Consider the Dirac quantum field $$\psi(x) = \int \frac{d^{3}p}{(2\pi)^3} \frac{1}{\sqrt{2E_{\mathbb{p}}}} \sum_{s} [a^{s}_{\mathbb{p}}u^{s}(\mathbb{p})e^{-\mathrm{i}p \cdot x} + b^{s\dagger}_{\mathbb{p}}v^{s}(\mathbb{p})e^{+\mathrm{i}p \cdot x}],$$ using the conventions of Peskin and Schroeder. Due to the anticommutation relations $$\{a^{r}_{\mathbb{p}},a^{s\dagger}_{\mathbb{q}} \} = (2\pi)^{3}\delta^{(3)}(\mathbb{p}-\mathbb{q})\delta^{rs}, \\ \{b^{r\dagger}_{\mathbb{p}},b^{s\dagger}_{\mathbb{q}} \} = (2\pi)^{3}\delta^{(3)}(\mathbb{p}-\mathbb{q})\delta^{rs},$$ all other anticommutators being zero; and the spin sums $$\sum_{s} u^{s}(\mathbb{p})u^{s\dagger}(\mathbb{p}) = (\gamma^{\rho} p_{\rho} + m) \gamma^{0}, \\ \sum_{s} v^{s}(\mathbb{p})v^{s\dagger}(\mathbb{p}) = (\gamma^{\rho} p_{\rho} - m) \gamma^{0},$$ it obeys $$\{ \psi_{a}(x),\psi^{\dagger}_{b}(y) \} = [(\mathrm{i}\gamma^{\rho}\partial_{\rho\vert x} + m)\gamma^{0}]_{ab} \Delta(x-y),$$ where $\partial_{\rho\vert x}$ means differentiation with respect to $x$, and where $$\Delta(x-y) = \int \frac{d^{3}p}{(2\pi)^3} \frac{1}{2E_{\mathbb{p}}}[e^{-\mathrm{i}p \cdot (x-y)} - e^{+\mathrm{i}p \cdot (x-y)}].$$ This implies causality: $\{ \psi_{a}(x),\psi^{\dagger}_{b}(y) \} = 0$, for $x-y$ space-like, because $\Delta(x-y) = 0$ then.
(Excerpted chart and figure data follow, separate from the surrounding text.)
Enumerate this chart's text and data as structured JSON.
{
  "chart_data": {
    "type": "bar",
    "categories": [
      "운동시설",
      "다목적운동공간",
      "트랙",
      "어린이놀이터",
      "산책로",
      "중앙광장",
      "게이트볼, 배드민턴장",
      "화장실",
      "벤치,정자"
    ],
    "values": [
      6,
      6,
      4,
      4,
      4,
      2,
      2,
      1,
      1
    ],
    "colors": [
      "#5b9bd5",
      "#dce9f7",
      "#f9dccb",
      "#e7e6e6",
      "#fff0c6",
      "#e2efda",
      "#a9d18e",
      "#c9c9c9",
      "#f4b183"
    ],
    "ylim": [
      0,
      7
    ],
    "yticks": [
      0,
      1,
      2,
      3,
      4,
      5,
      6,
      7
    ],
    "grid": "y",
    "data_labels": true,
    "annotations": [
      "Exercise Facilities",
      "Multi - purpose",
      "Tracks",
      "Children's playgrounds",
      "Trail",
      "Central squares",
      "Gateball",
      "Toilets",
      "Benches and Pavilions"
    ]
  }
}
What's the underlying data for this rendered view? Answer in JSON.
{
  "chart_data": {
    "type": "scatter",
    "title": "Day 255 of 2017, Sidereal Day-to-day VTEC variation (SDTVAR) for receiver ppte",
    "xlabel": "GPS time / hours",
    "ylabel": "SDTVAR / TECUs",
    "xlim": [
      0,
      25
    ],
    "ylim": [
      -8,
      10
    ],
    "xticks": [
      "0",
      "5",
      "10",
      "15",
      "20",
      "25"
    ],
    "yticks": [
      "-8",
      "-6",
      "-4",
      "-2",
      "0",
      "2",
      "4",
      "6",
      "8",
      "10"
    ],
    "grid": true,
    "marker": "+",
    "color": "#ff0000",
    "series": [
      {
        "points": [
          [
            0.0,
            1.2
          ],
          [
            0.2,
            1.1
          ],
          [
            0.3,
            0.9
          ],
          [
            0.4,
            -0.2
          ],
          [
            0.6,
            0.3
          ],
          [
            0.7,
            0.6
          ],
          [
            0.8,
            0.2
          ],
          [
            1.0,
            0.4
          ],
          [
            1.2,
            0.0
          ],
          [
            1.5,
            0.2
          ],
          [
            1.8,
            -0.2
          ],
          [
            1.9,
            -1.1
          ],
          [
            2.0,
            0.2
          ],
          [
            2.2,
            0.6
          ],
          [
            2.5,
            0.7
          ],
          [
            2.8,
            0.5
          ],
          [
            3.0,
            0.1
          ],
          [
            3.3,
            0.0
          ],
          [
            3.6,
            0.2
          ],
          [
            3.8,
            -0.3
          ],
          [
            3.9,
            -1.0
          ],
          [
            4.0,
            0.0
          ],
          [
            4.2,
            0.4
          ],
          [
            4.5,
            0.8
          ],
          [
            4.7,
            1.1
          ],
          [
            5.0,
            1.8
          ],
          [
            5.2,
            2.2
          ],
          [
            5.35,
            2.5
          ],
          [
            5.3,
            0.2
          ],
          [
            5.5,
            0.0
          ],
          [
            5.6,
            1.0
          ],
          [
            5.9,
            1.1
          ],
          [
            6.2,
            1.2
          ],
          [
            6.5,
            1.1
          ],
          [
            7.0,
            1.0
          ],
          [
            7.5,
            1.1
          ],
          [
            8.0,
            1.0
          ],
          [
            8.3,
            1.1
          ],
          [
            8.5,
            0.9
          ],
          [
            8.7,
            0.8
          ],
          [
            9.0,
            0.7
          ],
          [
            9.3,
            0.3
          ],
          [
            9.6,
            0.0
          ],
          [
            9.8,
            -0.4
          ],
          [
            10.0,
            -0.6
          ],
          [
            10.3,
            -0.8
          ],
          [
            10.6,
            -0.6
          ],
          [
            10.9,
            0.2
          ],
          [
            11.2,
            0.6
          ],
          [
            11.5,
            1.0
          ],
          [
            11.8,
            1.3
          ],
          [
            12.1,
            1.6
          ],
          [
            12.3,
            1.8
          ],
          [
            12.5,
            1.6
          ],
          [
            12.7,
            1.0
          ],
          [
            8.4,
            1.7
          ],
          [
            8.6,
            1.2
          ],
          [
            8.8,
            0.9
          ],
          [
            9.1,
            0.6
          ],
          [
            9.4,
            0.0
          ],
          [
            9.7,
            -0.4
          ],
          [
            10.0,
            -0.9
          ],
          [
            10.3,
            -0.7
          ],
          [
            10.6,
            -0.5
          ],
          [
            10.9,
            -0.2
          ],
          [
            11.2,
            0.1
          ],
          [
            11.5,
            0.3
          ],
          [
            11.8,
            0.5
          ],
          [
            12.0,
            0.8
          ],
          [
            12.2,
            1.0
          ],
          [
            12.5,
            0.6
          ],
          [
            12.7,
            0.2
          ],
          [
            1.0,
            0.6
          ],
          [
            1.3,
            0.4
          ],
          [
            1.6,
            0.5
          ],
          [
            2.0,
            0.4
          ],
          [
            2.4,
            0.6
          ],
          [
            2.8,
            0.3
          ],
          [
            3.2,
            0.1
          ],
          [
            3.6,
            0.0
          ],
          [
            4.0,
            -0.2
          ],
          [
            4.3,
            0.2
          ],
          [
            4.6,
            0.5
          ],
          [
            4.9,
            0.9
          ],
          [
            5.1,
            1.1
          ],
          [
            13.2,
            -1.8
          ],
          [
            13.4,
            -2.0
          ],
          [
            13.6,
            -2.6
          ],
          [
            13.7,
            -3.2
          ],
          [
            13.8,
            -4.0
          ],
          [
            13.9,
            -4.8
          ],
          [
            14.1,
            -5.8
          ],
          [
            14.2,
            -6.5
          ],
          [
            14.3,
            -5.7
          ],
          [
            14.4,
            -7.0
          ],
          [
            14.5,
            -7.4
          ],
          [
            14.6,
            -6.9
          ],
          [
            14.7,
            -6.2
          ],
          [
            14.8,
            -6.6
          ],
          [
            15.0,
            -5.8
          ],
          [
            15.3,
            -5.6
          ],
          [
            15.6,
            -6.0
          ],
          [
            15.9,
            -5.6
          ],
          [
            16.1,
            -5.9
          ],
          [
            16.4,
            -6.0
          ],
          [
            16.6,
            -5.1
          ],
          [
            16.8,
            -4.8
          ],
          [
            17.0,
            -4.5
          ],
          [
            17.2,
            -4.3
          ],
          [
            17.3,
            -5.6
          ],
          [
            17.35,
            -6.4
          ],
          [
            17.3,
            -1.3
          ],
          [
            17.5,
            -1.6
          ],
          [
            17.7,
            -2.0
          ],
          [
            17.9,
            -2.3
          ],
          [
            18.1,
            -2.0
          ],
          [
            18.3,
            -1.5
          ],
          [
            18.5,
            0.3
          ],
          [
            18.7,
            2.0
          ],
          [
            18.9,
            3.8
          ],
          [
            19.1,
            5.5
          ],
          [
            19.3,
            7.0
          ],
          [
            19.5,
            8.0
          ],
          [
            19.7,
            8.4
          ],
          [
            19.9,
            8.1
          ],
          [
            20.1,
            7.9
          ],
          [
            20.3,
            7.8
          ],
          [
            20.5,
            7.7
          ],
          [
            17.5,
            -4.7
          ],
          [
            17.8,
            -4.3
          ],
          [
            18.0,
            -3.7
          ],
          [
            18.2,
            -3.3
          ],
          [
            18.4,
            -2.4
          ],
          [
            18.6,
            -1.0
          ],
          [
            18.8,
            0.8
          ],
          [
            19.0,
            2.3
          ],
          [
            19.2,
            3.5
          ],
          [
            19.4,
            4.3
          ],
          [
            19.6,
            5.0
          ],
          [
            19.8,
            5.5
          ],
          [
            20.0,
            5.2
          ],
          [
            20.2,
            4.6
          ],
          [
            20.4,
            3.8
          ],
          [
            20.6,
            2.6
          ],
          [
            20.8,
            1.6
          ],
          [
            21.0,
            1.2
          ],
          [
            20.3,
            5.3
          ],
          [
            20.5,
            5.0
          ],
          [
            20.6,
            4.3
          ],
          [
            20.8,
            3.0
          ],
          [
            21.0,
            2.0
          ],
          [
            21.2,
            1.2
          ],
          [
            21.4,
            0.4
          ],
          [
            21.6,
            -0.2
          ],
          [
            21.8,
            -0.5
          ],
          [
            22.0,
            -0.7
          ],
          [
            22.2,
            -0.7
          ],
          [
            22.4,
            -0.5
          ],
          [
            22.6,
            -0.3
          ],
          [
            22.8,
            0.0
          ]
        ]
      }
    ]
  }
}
Consider next the Lorentz transformation $\psi'(x) = \Lambda_{1/2}\psi(\Lambda^{-1}x)$. As with other transformations, it induces transformations of the creation and annihilation operators, respectively, i.e., it may equivalently be performed by transformations of these operators alone. These transformations, the explicit forms of which are not important here, preserve the anticommutation relations, of course.
Now for my question: Why can a transformation of only the annihilation operators $a^{s}_{\mathbb{p}}$, say, i.e., the positive frequency part of $\psi(x)$, not be performed? Although such a transformation does not 'back-induce' a transformation of $\psi(x)$ itself as any matrix times $\psi(\Lambda^{-1}x)$, as is the case for the 'full' Lorentz transformation, it will still preserve the anticommutation relations for the creation and annihilation operators and thus imply a causal theory.
A related question is the following: Why must, as all text books seem to claim, any symmetry transformation of $\psi(x)$ yield something equal to some matrix times $\psi$, evaluated either at the same spacetime point (for internal transformations like $U(1)$ transformations, and charge conjugation), or at some other spacetime point (for external transformations like Lorentz transformations, parity conjugation, and time reversal)?